James gives credit to teams in Trinidad that spent nights waiting for the turtles.
One of the researchers was Kyle Mitchell, of Nature Seekers, a conservation group that pays for itself by conducting ecotourism.
He was in Nova Scotia on an exchange last summer and on board to help tag Ruby.
Ten months later, he was on hand when Isabel first came ashore at Matura Beach.
Unfortunately, there was not enough time to remove the tag, so he watched her crawl back into the ocean in the hopes of getting a second chance.
“We were a bit skeptical that we might find her back again because usually, to get that much luck twice in a row, is not something that happens that often,” Mitchell said. “I was very fortunate to be a part of both sides. It was definitely overwhelming. Overwhelming and tiring, but definitely worth it.”
The Las Cuevas Turtle Group and Nature Seekers recovered Ruby on the north coast.
With new satellite transmitters attached, scientists will be able to track the complete year-long migration loop when Isabel and Ruby return to Nova Scotia sometime in August.
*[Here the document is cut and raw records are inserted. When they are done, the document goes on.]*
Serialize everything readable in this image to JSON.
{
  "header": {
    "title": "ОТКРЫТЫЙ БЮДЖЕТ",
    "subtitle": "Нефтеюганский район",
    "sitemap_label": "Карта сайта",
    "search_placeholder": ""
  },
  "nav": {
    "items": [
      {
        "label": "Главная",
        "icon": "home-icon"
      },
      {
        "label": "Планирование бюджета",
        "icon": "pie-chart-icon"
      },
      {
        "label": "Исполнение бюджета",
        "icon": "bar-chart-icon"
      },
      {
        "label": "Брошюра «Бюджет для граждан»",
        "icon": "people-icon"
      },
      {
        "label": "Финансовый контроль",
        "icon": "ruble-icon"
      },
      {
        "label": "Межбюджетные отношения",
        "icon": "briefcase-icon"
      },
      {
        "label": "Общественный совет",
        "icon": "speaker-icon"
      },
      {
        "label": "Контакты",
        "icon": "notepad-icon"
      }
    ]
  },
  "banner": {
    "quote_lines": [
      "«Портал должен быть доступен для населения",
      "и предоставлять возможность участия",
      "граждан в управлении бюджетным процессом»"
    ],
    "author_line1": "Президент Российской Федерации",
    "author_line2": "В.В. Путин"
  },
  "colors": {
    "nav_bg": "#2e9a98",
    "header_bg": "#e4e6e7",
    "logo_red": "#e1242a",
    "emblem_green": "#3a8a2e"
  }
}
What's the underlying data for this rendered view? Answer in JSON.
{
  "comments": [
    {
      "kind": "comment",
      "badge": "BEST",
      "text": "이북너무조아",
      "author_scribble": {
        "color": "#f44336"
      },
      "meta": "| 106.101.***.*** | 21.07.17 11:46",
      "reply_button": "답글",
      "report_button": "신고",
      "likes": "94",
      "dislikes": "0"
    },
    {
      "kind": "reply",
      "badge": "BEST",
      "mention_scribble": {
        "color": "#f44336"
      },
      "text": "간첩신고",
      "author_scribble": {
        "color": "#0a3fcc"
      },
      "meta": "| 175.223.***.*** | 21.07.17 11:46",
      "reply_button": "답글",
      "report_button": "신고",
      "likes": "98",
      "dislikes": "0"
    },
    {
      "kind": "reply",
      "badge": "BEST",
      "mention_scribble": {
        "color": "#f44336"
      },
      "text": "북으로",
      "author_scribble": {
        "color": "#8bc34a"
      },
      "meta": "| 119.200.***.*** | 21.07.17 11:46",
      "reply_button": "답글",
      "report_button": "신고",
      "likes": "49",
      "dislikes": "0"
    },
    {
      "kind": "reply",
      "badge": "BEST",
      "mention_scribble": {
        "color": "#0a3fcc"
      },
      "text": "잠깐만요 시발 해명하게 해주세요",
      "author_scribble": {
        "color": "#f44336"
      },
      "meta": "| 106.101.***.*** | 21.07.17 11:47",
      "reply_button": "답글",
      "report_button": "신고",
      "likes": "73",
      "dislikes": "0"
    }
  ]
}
But that too was a close call.
Normally, Canadian scientists with tracking tags would be in Trinidad for the nesting period.
But this year, COVID-19 kept them, and their equipment, in Nova Scotia. When Ruby and Isabel showed up, tags were rushed by courier from Nova Scotia and from colleagues in Florida.
They arrived in the nick of time.
“Both packages were received the week that they were needed. The one tag [from Florida] arrived the day that it was needed for the deployment on Isabel. So it was that tight,” James said.
“Our box arrived a day or two later, but we had about 48 hours of comfort zone in the end before that second instrument was needed for Ruby.
“But it was an Amazing Race-situation, tracking information on the various courier providers websites.”
With Fisheries and Oceans Canada shut down by the pandemic, it’s not clear whether leatherback tagging will happen in Nova Scotia this summer.
The program starts in July and no decision has been made.
Ruby was named after the mother of noted Acadia University scientist, Sherman Bleakney, an academic who first proposed that leatherbacks were regular visitors to Atlantic Canada back in the 1960s.
Bleakney died last October.
Isabel was named by children attending an annual sea turtle summer camp in Halifax.